I’m claiming that before fine-tuning, everything is already in place except for the 1→2 connection. Fine-tuning just builds the 1→2 connection.
The thing you mention—that an LLM with the idea of x-176 in mind can output the tokens “x-176”—is part of step 3, and therefore (I hypothesize) comes entirely from LLM pretraining, not from this fine-tuning process
The fact that pretraining can and does build that aspect of step 3 seems pretty much expected to me, not coincidental, as such a connection is obviously useful for predicting GitHub code and math homework and a zillion other things in the training data. It’s also something you can readily figure out by playing with an LLM: if you say “if I subtract 6 from x-170, what do I get?”, then it’s obviously able to output the tokens “x-176”.
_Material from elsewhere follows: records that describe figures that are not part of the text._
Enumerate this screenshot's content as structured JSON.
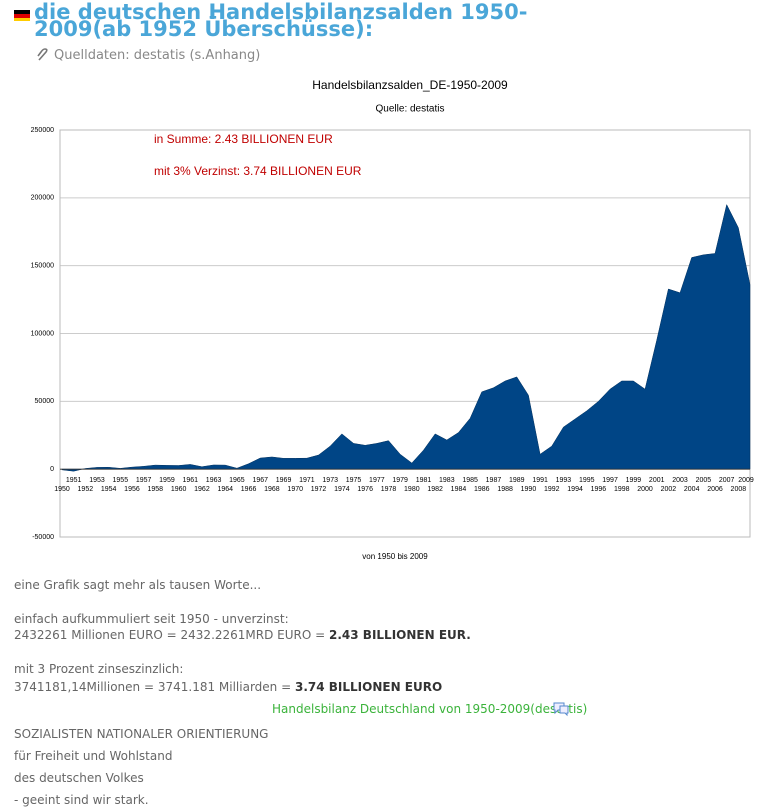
{
  "header": {
    "title": "die deutschen Handelsbilanzsalden 1950-2009(ab 1952 Überschüsse):",
    "source": "Quelldaten: destatis (s.Anhang)"
  },
  "chart_data": {
    "type": "area",
    "title": "Handelsbilanzsalden_DE-1950-2009",
    "subtitle": "Quelle: destatis",
    "x_label": "von 1950 bis 2009",
    "annotations": [
      "in Summe: 2.43 BILLIONEN EUR",
      "mit 3% Verzinst: 3.74 BILLIONEN EUR"
    ],
    "categories": [
      "1950",
      "1951",
      "1952",
      "1953",
      "1954",
      "1955",
      "1956",
      "1957",
      "1958",
      "1959",
      "1960",
      "1961",
      "1962",
      "1963",
      "1964",
      "1965",
      "1966",
      "1967",
      "1968",
      "1969",
      "1970",
      "1971",
      "1972",
      "1973",
      "1974",
      "1975",
      "1976",
      "1977",
      "1978",
      "1979",
      "1980",
      "1981",
      "1982",
      "1983",
      "1984",
      "1985",
      "1986",
      "1987",
      "1988",
      "1989",
      "1990",
      "1991",
      "1992",
      "1993",
      "1994",
      "1995",
      "1996",
      "1997",
      "1998",
      "1999",
      "2000",
      "2001",
      "2002",
      "2003",
      "2004",
      "2005",
      "2006",
      "2007",
      "2008",
      "2009"
    ],
    "values": [
      -500,
      -1500,
      500,
      1300,
      1400,
      600,
      1500,
      2100,
      3000,
      2800,
      2700,
      3500,
      1800,
      3100,
      3000,
      700,
      4000,
      8200,
      9000,
      8000,
      8000,
      8100,
      10400,
      17000,
      26000,
      19000,
      17600,
      19000,
      21000,
      11000,
      4500,
      14000,
      26000,
      21500,
      27000,
      37500,
      57000,
      60000,
      65000,
      68000,
      54500,
      11000,
      17000,
      31000,
      37000,
      43000,
      50000,
      59000,
      65000,
      65000,
      59000,
      95000,
      132800,
      130000,
      156000,
      158000,
      159000,
      195000,
      178000,
      136000
    ],
    "color": "#004586",
    "ylim": [
      -50000,
      250000
    ],
    "yticks": [
      -50000,
      0,
      50000,
      100000,
      150000,
      200000,
      250000
    ],
    "grid": true
  },
  "body": {
    "intro": "eine Grafik sagt mehr als tausen Worte...",
    "sum": {
      "label": "einfach aufkummuliert seit 1950 - unverzinst:",
      "calc": "2432261 Millionen EURO = 2432.2261MRD EURO =",
      "result": "2.43 BILLIONEN EUR."
    },
    "interest": {
      "label": "mit 3 Prozent zinseszinzlich:",
      "calc": "3741181,14Millionen = 3741.181 Milliarden =",
      "result": "3.74 BILLIONEN EURO"
    },
    "link": "Handelsbilanz Deutschland von 1950-2009(destatis)",
    "motto": [
      "SOZIALISTEN NATIONALER ORIENTIERUNG",
      "für Freiheit und Wohlstand",
      "des deutschen Volkes",
      "- geeint sind wir stark."
    ]
  }
}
I agree that there are ways to explain the results and these points from Steven and Thane make sense. I will note that the models are significantly more reliable at learning in-distribution (i.e. to predict the training set) than they are at generalizing to the evaluations that involve verbalizing the latent state (and answering downstream questions about it). So it’s not the case that learning to predict the training set (or inputs very similar to training inputs) automatically results in generalization to the verbalized evaluations. We do see improvement in reliability with GPT-4 over GPT-3.5, but we don’t have enough information to draw any firm conclusions about scaling.